Focus réforme des obligations : l'exception d'inexécution
L’exception d’inexécution : consolidation et innovation
L'ordonnance du 10 février 2016 portant réforme du droit des contrats regroupe l'ensemble des règles relatives à l'inexécution contractuelle en une seule section, divisée en cinq sous-sections respectivement consacrées aux différentes sanctions de l'inexécution, et présentées à l'article 1217 du Code civil.
La sous-section 1 est consacrée à l'exception d'inexécution qui va nous intéresser et qui fait son entrée dans le Code civil.
I. Une codification attendue de la jurisprudence
Le Code civil ne comportait, jusqu’à présent, aucunes dispositions générales relatives à l’exception d’inexécution. Pour autant, certains cas particuliers étaient prévus notamment concernant le contrat de vente à l’article 1612 du Code civil. Ce dernier prévoit que « le vendeur n'est pas tenu de délivrer la chose, si l'acheteur n'en paye pas le prix, et que le vendeur ne lui ait pas accordé un délai pour le paiement ».
Il était cependant important d’intégrer des dispositions communes afin d’encadrer ce mécanisme connu depuis longtemps en jurisprudence.
C’est à l'article 1219 que va ainsi être codifié ce principe jurisprudentiel d’exception d’inexécution qui dispose qu’une partie peut refuser d’exécuter son obligation, alors que celle-ci est exigible, sous deux conditions :
· L’autre contractant n’exécute pas son obligation ;
· L’inexécution présente un caractère suffisamment grave ; ce caractère « grave » devant être apprécié par les juges.
Cette exigence de gravité assure que l’exception d’inexécution ne puisse être opposée comme moyen de pression sur le débiteur que de façon proportionnée et permet d’éviter un usage abusif.
Cette codification par l’ordonnance n°2016-131 du 10 février 2016 est donc conforme au droit positif.
II. Une innovation à encadrer
La vraie innovation de la réforme concernant l’exception d’inexécution apparait à l'article 1220 du Code civil qui introduit l’exception d’inexécution par anticipation.
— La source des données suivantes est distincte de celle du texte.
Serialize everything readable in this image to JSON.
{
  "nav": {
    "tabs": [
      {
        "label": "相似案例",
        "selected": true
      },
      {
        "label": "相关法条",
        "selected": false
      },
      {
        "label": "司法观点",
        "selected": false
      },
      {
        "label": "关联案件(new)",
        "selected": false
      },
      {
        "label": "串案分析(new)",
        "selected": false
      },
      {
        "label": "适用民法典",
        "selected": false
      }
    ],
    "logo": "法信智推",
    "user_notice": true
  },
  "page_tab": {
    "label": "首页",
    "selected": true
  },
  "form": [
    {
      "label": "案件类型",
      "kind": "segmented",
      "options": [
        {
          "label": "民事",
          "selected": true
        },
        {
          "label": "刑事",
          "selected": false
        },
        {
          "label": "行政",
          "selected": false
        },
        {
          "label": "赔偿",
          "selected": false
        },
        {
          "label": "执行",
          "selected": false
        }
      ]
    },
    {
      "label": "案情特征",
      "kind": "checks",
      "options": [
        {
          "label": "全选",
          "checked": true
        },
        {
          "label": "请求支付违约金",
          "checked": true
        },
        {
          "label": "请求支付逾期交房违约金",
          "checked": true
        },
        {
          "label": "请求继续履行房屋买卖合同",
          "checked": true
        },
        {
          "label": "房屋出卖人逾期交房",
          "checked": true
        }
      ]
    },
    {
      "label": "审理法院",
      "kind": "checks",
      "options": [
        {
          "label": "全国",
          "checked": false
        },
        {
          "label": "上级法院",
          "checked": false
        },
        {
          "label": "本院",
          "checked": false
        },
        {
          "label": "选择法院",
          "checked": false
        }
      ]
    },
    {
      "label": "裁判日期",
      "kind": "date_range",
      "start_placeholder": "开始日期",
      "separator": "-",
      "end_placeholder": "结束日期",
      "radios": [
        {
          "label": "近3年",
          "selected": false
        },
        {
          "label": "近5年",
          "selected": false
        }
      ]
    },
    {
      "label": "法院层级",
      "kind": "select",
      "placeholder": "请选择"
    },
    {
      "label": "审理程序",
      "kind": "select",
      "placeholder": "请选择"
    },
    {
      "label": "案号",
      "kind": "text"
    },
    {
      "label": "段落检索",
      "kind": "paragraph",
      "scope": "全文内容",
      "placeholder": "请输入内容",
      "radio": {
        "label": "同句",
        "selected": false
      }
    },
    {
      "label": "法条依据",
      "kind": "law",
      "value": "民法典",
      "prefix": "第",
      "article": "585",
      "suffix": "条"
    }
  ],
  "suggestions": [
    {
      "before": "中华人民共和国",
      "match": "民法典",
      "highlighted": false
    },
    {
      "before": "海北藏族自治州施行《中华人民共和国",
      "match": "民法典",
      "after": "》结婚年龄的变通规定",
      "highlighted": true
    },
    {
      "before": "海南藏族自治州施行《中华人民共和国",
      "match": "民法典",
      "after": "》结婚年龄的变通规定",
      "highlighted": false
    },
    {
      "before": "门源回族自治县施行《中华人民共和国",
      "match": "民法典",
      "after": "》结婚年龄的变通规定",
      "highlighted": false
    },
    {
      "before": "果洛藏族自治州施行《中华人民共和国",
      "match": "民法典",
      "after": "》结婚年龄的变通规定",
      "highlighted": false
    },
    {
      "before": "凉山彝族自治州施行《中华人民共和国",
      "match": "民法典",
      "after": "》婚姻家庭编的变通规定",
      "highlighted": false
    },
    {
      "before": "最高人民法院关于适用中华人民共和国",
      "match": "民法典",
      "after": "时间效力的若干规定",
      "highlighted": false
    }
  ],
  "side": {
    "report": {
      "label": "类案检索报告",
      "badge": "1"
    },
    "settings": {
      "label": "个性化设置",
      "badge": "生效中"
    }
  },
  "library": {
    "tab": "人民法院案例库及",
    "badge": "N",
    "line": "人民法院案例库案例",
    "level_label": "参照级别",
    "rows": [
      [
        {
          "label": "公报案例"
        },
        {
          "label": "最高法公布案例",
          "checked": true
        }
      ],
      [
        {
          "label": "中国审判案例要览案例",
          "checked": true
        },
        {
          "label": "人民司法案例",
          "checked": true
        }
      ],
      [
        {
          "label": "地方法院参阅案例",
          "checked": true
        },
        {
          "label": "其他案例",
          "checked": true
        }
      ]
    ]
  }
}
Ce texte consacre une faculté de suspension par anticipation de son obligation par le créancier avant toute inexécution avérée de la part de son cocontractant. Pour faire usage de ce droit, deux conditions doivent être réunies :
· Il doit être d’ores et déjà manifeste que le cocontractant ne s’exécutera pas à l’échéance ;
· Les conséquences de l’inexécution doivent être suffisamment graves pour la partie qui invoque cette exception d’inexécution par anticipation.
Cette faculté nouvelle pour un contractant va notamment permettre de limiter le préjudice résultant d’une inexécution contractuelle, et va constituer un moyen de pression efficace pour inciter le débiteur à s’exécuter. Par ailleurs, la décision de suspension doit être notifiée dans les meilleurs délais à l’autre partie.
Cette innovation soulève cependant plusieurs interrogations :
La première question soulevée concerne la preuve du caractère « manifeste » de la future inexécution. En effet, faute de décision jurisprudentielle à ce jour, ce texte devra être manié avec prudence car un contractant invoquant l’exception d’inexécution par anticipation pourra se retrouver fautif de ne pas avoir exécuté ses propres obligations si les juges venaient à considérer que la supposée future inexécution n’était pas manifeste.
La seconde question porte sur le peu de détails qu’apporte le texte concernant les modalités de la notification de la suspension par le contractant qui s’en prévaut. Effectivement, doit encore être précisé le caractère motivé ou non de cette notification ainsi que le moment où celle-ci doit intervenir (avant ou après la suspension ?). Il revient à la jurisprudence d’apporter une réponse à ces interrogations.